Abschied von der unsichtbaren Hand - Reprise

Vor acht Jahrzehnten war die Wirtschaftswissenschaft schon mal in einer ganz ähnlichen Situation. Die Große Depression, in die die Welt nach dem Börsenkrach von 1929 versank, konnten die Volkswirte mit ihren damaligen Modellen und Konzepten nicht erklären: Steigende Arbeitslosigkeit trotz fallender Löhne zum Beispiel waren mit der Theorie nicht zu packen.

Die Ökonomen empfahlen den Regierungen, auf fallende Steuereinnahmen mit einer Senkung der Staatsausgaben zu reagieren, um den Haushalt wieder ins Gleichgewicht zu bringen - und machten so alles noch schlimmer.

Ein Mann […] rettete das Fach: John Maynard Keynes[…].

Die Gesamtwirtschaft, so lautete seine große, übergeordnete Botschaft, ist mehr als die Summe ihrer Einzelteile - und sie ist instabiler, als Volkswirte bis dahin gedacht hatten.

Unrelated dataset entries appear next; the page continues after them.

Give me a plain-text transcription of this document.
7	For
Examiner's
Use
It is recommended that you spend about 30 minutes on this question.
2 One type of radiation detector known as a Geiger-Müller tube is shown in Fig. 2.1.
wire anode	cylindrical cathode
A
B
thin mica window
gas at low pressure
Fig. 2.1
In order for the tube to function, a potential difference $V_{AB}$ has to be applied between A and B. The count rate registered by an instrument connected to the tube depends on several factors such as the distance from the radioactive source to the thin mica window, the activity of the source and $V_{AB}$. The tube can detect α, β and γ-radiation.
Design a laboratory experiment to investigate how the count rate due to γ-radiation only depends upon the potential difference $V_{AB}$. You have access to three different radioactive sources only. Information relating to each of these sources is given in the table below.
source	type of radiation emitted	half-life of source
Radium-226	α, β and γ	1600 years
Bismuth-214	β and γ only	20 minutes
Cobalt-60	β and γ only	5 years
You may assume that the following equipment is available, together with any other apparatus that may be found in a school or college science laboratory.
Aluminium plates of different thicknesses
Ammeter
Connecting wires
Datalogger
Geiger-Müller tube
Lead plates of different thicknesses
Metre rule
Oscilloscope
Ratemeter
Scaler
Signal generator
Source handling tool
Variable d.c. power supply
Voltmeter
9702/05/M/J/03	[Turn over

Um Krisen wie die Große Depression zu vermeiden, solle der Staat aktiv gegensteuern.

Was 1936 eine Außenseiter-Meinung war, wurde innerhalb von zehn Jahren zum neuen Mainstream, der bis in die 1970er-Jahre das Fach dominierte. Schon 1946, in Keynes' Todesjahr, war es laut David McCord Wright von der University of Virginia schwierig, einen US-Volkswirt zu finden, der nicht Elemente des keynesianischen Analyseschemas nutzte - unabhängig von der politischen Haltung.

Die wirtschaftspolitischen Konzepte von Keynes gerieten zwischenzeitlich komplett aus der Mode und sind heute heftig umstritten - sein Beitrag zur methodischen Weiterentwicklung des Fachs wird aber auch von seinen Kritikern anerkannt.

1936 war es ein einzelner Wissenschaftler […], der das Fach aus der Krise führte. Heute sind es Tausende Ökonomen weltweit.

Manchmal finden sich Analysen, die den Punkt treffen, sogar im Handelsblatt (via).

Dabei hängt die Politik dem Wandel in den Wirtschaftswissenschaften um Meilen hinterher – wobei die deutschen Ökonomen wiederum dem Tempo ihrer angelsächsischen Kollegen beim Abschied von alten Denkmustern auch in großem Abstand kaum folgen können; mit fatalen Folgen für die Politik im wichtigsten Land für die Wirtschaft in der EU, Deutschland.

Ich fürchte, ich muß Wolfgang Münchaus Prognose zustimmen: wir werden uns mit Sehnsucht an 2012 erinnern.